The California Air Resources Board (CARB) has today agreed to reduce the number of zero-emissions vehicles carmakers are mandated to build each year by 70%, easing an earlier target that would have seen them sell up to 25,000 zero-emissions vehicles between 2012-2014. This figure has now been reduced to just 7,500, and only the top six carmakers have to meet the new regulation.

While the reduction may seem like a backwards step, the board is in instead focusing on viable technologies by increasing quotas for fuel-efficient vehicles such as hybrids and plug-in hybrids. In fact, from 2012 to 2014, the CARB has imposed a requirement on carmakers to sell a sizeable 66,000 plug-in hybrids.

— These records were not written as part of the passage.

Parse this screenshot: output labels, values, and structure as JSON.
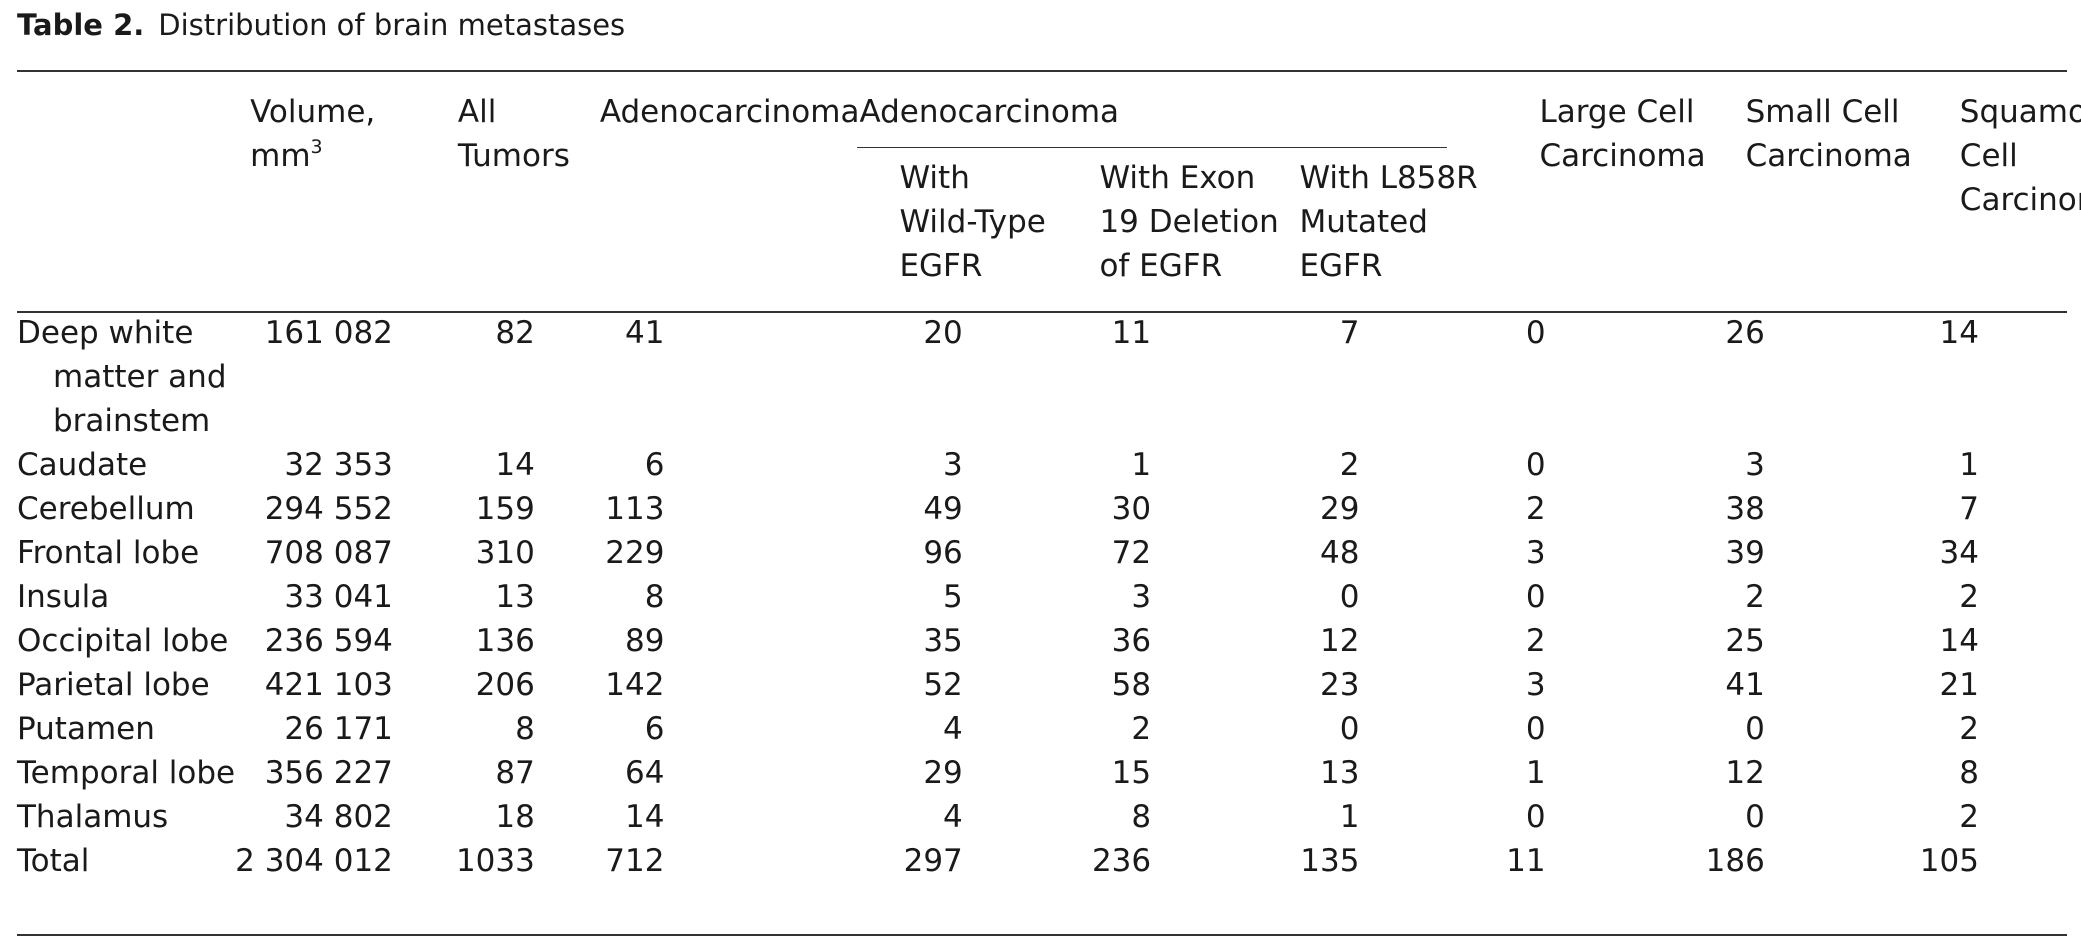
{
  "title": {
    "label": "Table 2.",
    "text": "Distribution of brain metastases"
  },
  "headers": {
    "volume_line1": "Volume,",
    "volume_line2": "mm",
    "volume_sup": "3",
    "all_tumors_line1": "All",
    "all_tumors_line2": "Tumors",
    "adenocarcinoma": "Adenocarcinoma",
    "adeno_group": "Adenocarcinoma",
    "wild_type": [
      "With",
      "Wild-Type",
      "EGFR"
    ],
    "exon19": [
      "With Exon",
      "19 Deletion",
      "of EGFR"
    ],
    "l858r": [
      "With L858R",
      "Mutated",
      "EGFR"
    ],
    "large_cell": [
      "Large Cell",
      "Carcinoma"
    ],
    "small_cell": [
      "Small Cell",
      "Carcinoma"
    ],
    "squamous": [
      "Squamous",
      "Cell",
      "Carcinoma"
    ]
  },
  "rows": [
    {
      "label": [
        "Deep white",
        "matter and",
        "brainstem"
      ],
      "volume": "161 082",
      "all": "82",
      "adeno": "41",
      "wild": "20",
      "exon": "11",
      "l858r": "7",
      "large": "0",
      "small": "26",
      "squamous": "14"
    },
    {
      "label": [
        "Caudate"
      ],
      "volume": "32 353",
      "all": "14",
      "adeno": "6",
      "wild": "3",
      "exon": "1",
      "l858r": "2",
      "large": "0",
      "small": "3",
      "squamous": "1"
    },
    {
      "label": [
        "Cerebellum"
      ],
      "volume": "294 552",
      "all": "159",
      "adeno": "113",
      "wild": "49",
      "exon": "30",
      "l858r": "29",
      "large": "2",
      "small": "38",
      "squamous": "7"
    },
    {
      "label": [
        "Frontal lobe"
      ],
      "volume": "708 087",
      "all": "310",
      "adeno": "229",
      "wild": "96",
      "exon": "72",
      "l858r": "48",
      "large": "3",
      "small": "39",
      "squamous": "34"
    },
    {
      "label": [
        "Insula"
      ],
      "volume": "33 041",
      "all": "13",
      "adeno": "8",
      "wild": "5",
      "exon": "3",
      "l858r": "0",
      "large": "0",
      "small": "2",
      "squamous": "2"
    },
    {
      "label": [
        "Occipital lobe"
      ],
      "volume": "236 594",
      "all": "136",
      "adeno": "89",
      "wild": "35",
      "exon": "36",
      "l858r": "12",
      "large": "2",
      "small": "25",
      "squamous": "14"
    },
    {
      "label": [
        "Parietal lobe"
      ],
      "volume": "421 103",
      "all": "206",
      "adeno": "142",
      "wild": "52",
      "exon": "58",
      "l858r": "23",
      "large": "3",
      "small": "41",
      "squamous": "21"
    },
    {
      "label": [
        "Putamen"
      ],
      "volume": "26 171",
      "all": "8",
      "adeno": "6",
      "wild": "4",
      "exon": "2",
      "l858r": "0",
      "large": "0",
      "small": "0",
      "squamous": "2"
    },
    {
      "label": [
        "Temporal lobe"
      ],
      "volume": "356 227",
      "all": "87",
      "adeno": "64",
      "wild": "29",
      "exon": "15",
      "l858r": "13",
      "large": "1",
      "small": "12",
      "squamous": "8"
    },
    {
      "label": [
        "Thalamus"
      ],
      "volume": "34 802",
      "all": "18",
      "adeno": "14",
      "wild": "4",
      "exon": "8",
      "l858r": "1",
      "large": "0",
      "small": "0",
      "squamous": "2"
    },
    {
      "label": [
        "Total"
      ],
      "volume": "2 304 012",
      "all": "1033",
      "adeno": "712",
      "wild": "297",
      "exon": "236",
      "l858r": "135",
      "large": "11",
      "small": "186",
      "squamous": "105"
    }
  ]
}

The switch of focus to more complicated plug-in hybrids rather than zero-emission vehicles or non plug-in hybrids makes sense - if you're only driving short distances to and from work and around town, the car essentially becomes a zero-emissions vehicle as it will have enough power from its own battery. Proper-zero emission vehicles, meanwhile, are still some while away as manufacturers rush to reduce the high costs of fuel-cells and battery packs, currently the largest factor in the industry’s inability to release the clean vehicles to the market in high volumes.

Pictured above is the Karma luxury plug-in hybrid from California’s Fisker Coacbuild. The car is powered by a small petrol engine and an electric motor and can drive up to 50 miles on electric power alone.